Govinda Menon, J.
1. While not disagreeing with the lower court regarding its conclusion on issues 1 and 2 decided in favour of the respondents, we think that this appeal can be disposed of on a much shorter ground. The learned Subordinate Judge framed an additional issue as to whether the plaintiff was entitled to maintain the suit pleading the illegality and invalidity of the awards and decrees in O. S. No. 30 of 1942, O. S. No. 297 of 1942 and O. S. No. 701 of 1943. On that issue, the learned Judge after a consideration of Ss. 31, 32 & 33, Arbitration Act of 1940 concluded that the suit was not maintainable. In the view of the learned Judge, the plaintiff was agitating a question which she ought to have agitated by means of the procedure laid down under the provisions of the Arbitration Act. In fact, she is agitating the existence and validity of the reference to the arbitration and the award passed in pursuance of such arbitration. The lower court relied upon the decision in - 'Rashid Jamshed Sons and Co. v. Moolchand Jothajee', AIR 1945 Mad 371 which has been confirmed in Letters Patent Appeal by a Bench of this Court in 'Mcolchand Jothajee v. Rashid Jamshed Sons and Co.', AIR 1946 Mad 346. In delivering the judgment of the Bench the learned Chief Justice observes as follows at page 348:
'The Act of 1940 was intended to consolidate and amend the law of India relating to arbitration matters. The scheme of the Act is to prevent the parties to an arbitration from agitating questions relating to the arbitration in any manner other than that provided by the Act. The suit which the appellants filed clearly raised the question with regard to the existence and validity of the award, and such a suit is expressly barred by Section 32.'
We find other decisions of this Court also to a similar effect such as - 'Suryanarayanareddi v. Venkatareddi', AIR 1948 Mad 436 (C) and - 'Surayya v. Anandayya', : AIR1951Mad525 (D).

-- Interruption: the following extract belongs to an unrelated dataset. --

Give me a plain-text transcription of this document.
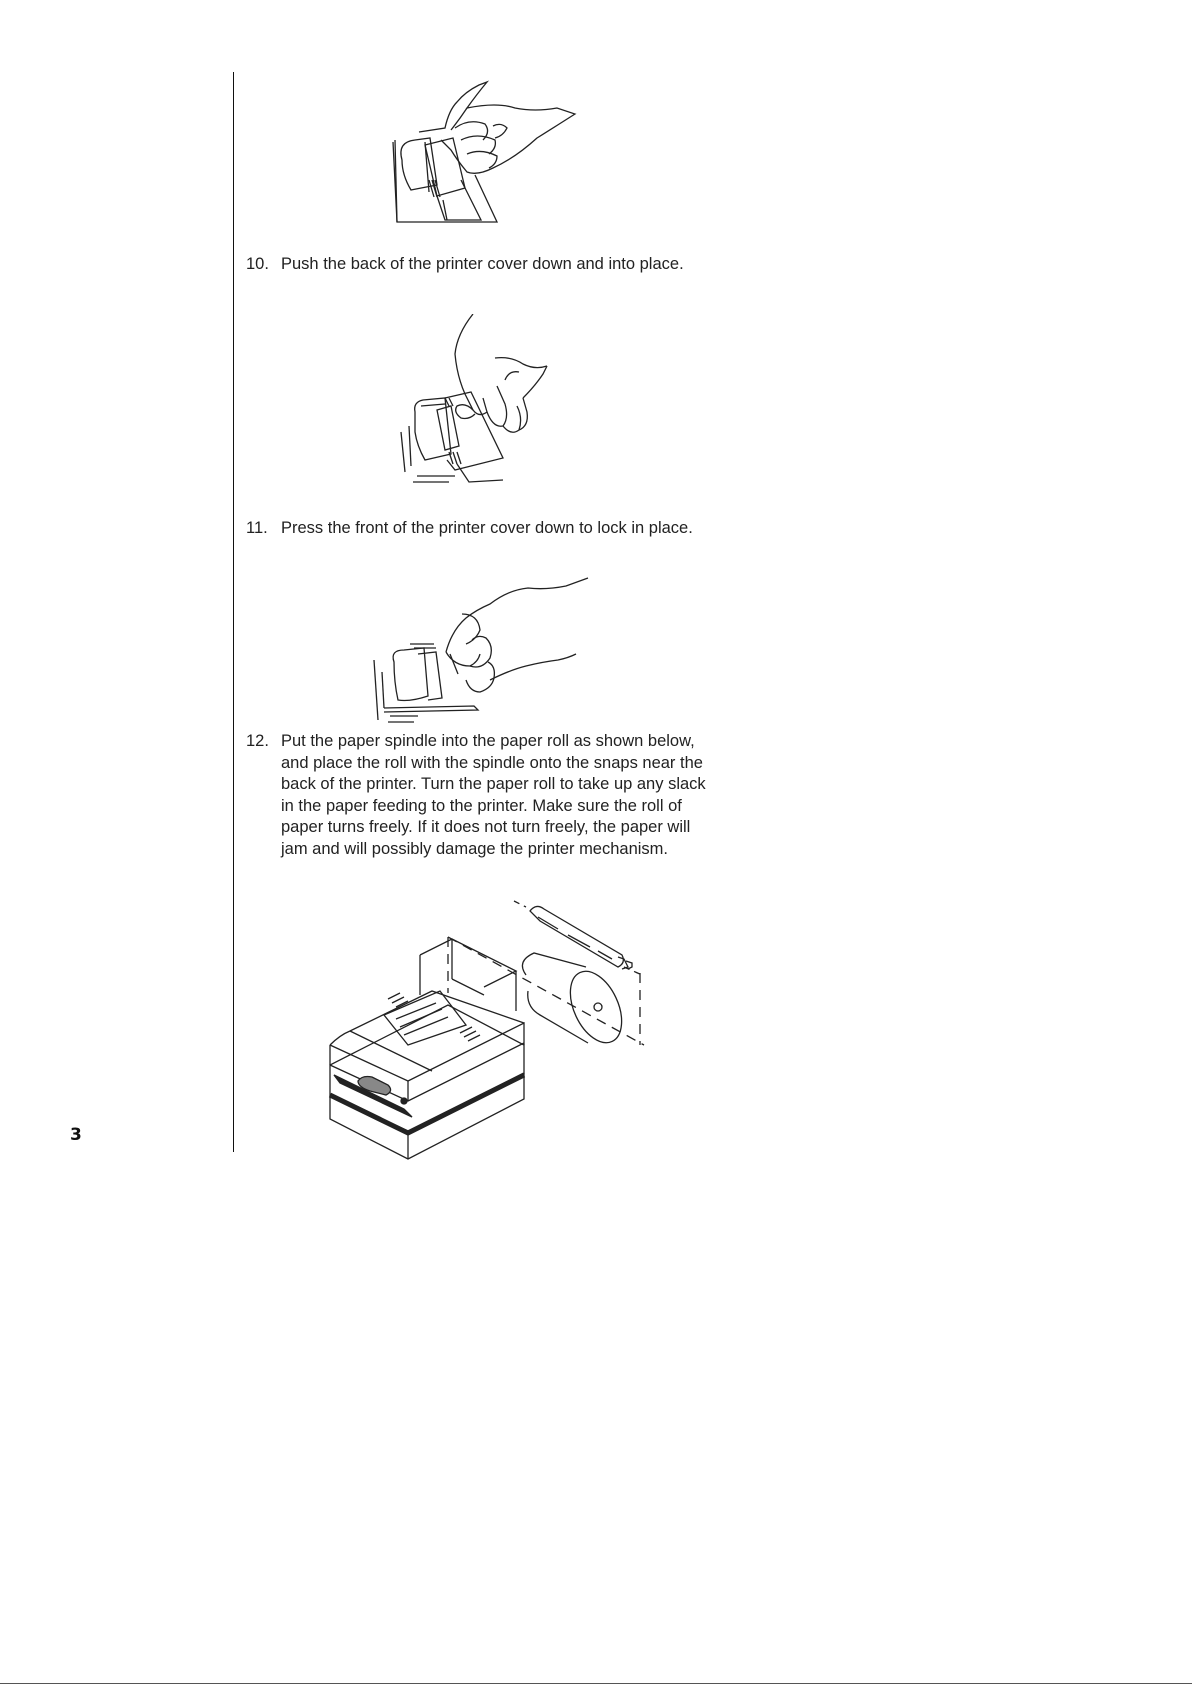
3
10. Push the back of the printer cover down and into place.
11. Press the front of the printer cover down to lock in place.
12. Put the paper spindle into the paper roll as shown below, and place the roll with the spindle onto the snaps near the back of the printer. Turn the paper roll to take up any slack in the paper feeding to the printer. Make sure the roll of paper turns freely. If it does not turn freely, the paper will jam and will possibly damage the printer mechanism.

2. But Mr. Somasundaram for the appellant contends that what the plaintiff relies upon in support of her claim is that the arbitration and the award thereto were based upon fraud, and therefore it should be deemed as if there was no award at all. In such a case the decisions of this court above referred to would not be relied upon. But we find on a reading of the plaint that the plaintiff's case was that she was induced to agree to the reference to the award of the arbitrator, Venkatarao, on the persuasion of S. Janskiramiah that the proposed arbitrator would uphold the validity of the will dated 7-3 1942 alleged to have been executed by her deceased husband, G. Janakiramiah. It was on that persuasion that she agreed to the reference to the arbitration. Such being the case, we do not think that she has alleged any fraud in the passing of the award or any act on the part of the arbitrator. Even if she was induced by fraud to agree to the award, we do not think that she has a right of suit separately apart from the provisions of the Arbitration Act. What she ought to have done was when she found that the will in her favour was not upheld and that the hopes and aspirations held out to her had not been fulfilled, to have moved the court by means of an application to set aside the award, if such an application would have lain under the provisions of the Act. That a party to reference to arbitration was induced to agree by means of fraud or by some other party is a matter which could have been and should have been taken in proceedings under the Arbitration Act. We find observations of a nature akin to this in the judgment of a single Judge of the Calcutta High Court in - 'Chatur-bhuj Mohanlal v. Bhicamchand', 53 Cal W N 410 (E).
3. Apart from these decisions, on the facts of this case we are satisfied that what the plaintiff now alleges is with regard to existence and validity of the award. We have no doubt whatever-that taking the allegations in the plaint as they are, the sole question for consideration was with regard to the existence and the validity of the award, and if that is so, the remedy is not by filing a fresh suit as she has now done, and she ought to have moved the court under the sections of the Arbitration Act. In this view we are of opinion that the decision of the lower court is right.
4. The appeal is dismissed but in thecircumstances without costs.